August 6

Damn Right Farewell Tour

Buddy Guy

with Eric Gales

dj WALKIN’ LOVE

BUDDY GUY

ERIC GALES

SUNDAY AUGUST 6 @ 2PM

STERN GROVE FESTIVAL

DOORS AT 12PM

WHAT TO KNOW & WHERE TO GO

Know Before You Grove
19th Ave. & Sloat Blvd., SF

Watch it live on KBCW 44 Channel 12

Live Stream it Here

 

RESERVATION INFORMATION

  • Reservations open on July 6 @ 2pm

  • If you can’t get tickets when reservations open, keep checking back on Eventbrite as we will continue releasing tickets up until the show day.

  • Reservations are required but don't guarantee entry. Entry is on a first-come, first-served basis

  • Four Reservation Limit per person

  • Senior and ADA seating is available on a first come first served basis once on site and is available for 1 senior and 1 guest

  • Children 2 yrs + require a reservation

  • Doors open at 12 noon

  • Concert starts at 2pm

  • Enter through designated entrances only:
    #1. 19th & Sloat
    #2. Vale Ave.
    #3. 23rd & Wawona

  • You may bring your own food and beverages

Buddy Guy

At age 86, Buddy Guy is a Rock & Roll Hall of Fame inductee, a major influence on rock titans like Jimi Hendrix, Eric Clapton, and Stevie Ray Vaughan, a pioneer of Chicago’s fabled West Side sound, and a living link to the city’s halcyon days of electric blues. Buddy Guy has received 8 GRAMMY Awards, a 2015 Lifetime Achievement GRAMMY Award, 38 Blues Music Awards (the most any artist has received), the Billboard Magazine Century Award for distinguished artistic achievement, a Kennedy Center Honor, and the Presidential National Medal of Arts. Rolling Stone Magazine ranked him #23 in its "100 Greatest Guitarists of All Time."

In 2019, Buddy Guy won his 8th and most recent GRAMMY Award for his 18th solo LP, “The Blues Is Alive And Well”.

In July of 2021, in honor of Buddy Guy’s 85th birthday, PBS American Masters released “Buddy Guy: The Blues Chase The Blues Away”, a new documentary following his rise from a childhood spent picking cotton in Louisiana to becoming one of the most influential guitar players of all time. The documentary features new interviews with Buddy Guy, Carlos Santana, Eric Clapton, John Mayer, Gary Clark Jr, and more. Watch the full documentary at PBS Online here.

Though Buddy Guy will forever be associated with Chicago, his story actually begins in Louisiana. One of five children, he was born in 1936 to a sharecropper’s family and raised on a plantation near the small town of Lettsworth, located some 140 miles northwest of New Orleans. Buddy was just seven years old when he fashioned his first makeshift “guitar”—a two-string contraption attached to a piece of wood and secured with his mother’s hairpins.

In 1957, he took his guitar to Chicago, where he would permanently alter the direction of the instrument, first on numerous sessions for Chess Records playing alongside Howlin’ Wolf, Muddy Waters, and the rest of the label’s legendary roster, and then on recordings of his own. His incendiary style left its mark on guitarists from Jimmy Page to John Mayer. “He was for me what Elvis was probably like for other people,” said Eric Clapton at Guy’s Rock and Roll Hall of Fame induction in 2005. “My course was set, and he was my pilot.”

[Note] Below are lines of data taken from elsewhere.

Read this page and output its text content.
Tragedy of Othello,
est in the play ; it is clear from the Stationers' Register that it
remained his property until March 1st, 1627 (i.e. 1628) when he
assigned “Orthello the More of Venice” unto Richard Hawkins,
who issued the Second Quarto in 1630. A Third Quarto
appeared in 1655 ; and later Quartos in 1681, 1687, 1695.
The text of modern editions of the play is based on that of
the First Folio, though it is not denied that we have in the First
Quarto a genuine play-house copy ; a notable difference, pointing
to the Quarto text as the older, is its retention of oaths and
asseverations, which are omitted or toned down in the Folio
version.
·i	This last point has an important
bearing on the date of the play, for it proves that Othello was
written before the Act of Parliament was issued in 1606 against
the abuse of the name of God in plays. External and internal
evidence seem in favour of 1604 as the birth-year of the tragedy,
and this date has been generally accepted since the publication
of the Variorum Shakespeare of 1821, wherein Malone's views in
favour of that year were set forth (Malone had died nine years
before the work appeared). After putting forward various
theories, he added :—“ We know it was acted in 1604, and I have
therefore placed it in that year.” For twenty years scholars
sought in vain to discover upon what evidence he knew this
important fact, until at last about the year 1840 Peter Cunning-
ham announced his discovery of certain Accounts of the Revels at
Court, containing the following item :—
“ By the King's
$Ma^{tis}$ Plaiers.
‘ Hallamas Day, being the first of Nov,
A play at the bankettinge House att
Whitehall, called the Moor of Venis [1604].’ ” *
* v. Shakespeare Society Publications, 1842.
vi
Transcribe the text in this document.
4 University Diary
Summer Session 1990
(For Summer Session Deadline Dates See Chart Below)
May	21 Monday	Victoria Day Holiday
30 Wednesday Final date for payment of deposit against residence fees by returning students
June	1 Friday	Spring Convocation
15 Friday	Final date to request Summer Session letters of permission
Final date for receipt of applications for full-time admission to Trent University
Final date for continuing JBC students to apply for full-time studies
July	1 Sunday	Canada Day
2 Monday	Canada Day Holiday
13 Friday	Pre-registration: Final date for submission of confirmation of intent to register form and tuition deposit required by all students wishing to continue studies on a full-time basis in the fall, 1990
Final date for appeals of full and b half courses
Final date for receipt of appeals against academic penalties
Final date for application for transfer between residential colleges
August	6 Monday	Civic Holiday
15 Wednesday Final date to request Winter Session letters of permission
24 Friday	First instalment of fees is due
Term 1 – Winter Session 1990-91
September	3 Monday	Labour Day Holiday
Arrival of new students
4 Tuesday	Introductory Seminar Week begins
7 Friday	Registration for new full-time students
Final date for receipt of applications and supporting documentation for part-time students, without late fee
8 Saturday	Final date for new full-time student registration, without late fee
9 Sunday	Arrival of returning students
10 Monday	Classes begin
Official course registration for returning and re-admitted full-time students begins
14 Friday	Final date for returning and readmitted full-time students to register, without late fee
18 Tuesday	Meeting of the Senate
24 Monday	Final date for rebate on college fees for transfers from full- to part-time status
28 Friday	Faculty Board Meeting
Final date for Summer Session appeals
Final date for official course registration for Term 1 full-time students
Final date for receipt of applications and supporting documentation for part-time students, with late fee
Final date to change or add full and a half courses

Seven years later, July 2012 proved to be one of Buddy Guy’s most remarkable years ever. He was awarded the 2012 Kennedy Center Honor for his lifetime contribution to American culture; earlier in the year, at a performance at the White House, he even persuaded President Obama to join him on a chorus of “Sweet Home Chicago.” Also in 2012, he published his long-awaited memoir, When I Left Home. These many years later, Buddy Guy remains a genuine American treasure and one of the final surviving connections to an historic era in the country’s musical evolution.

 

Eric Gales

Eric Gales is a blues firebrand. Over 30 years and 18 albums, his passion for the music and his boundless desire to keep it vital has never waned, even when his own light dimmed due to his substance struggles. Throughout it all, he continued to reinvigorate the art form with personal revelation in his lyrics and bold stylistic twists in his guitar playing and songwriting.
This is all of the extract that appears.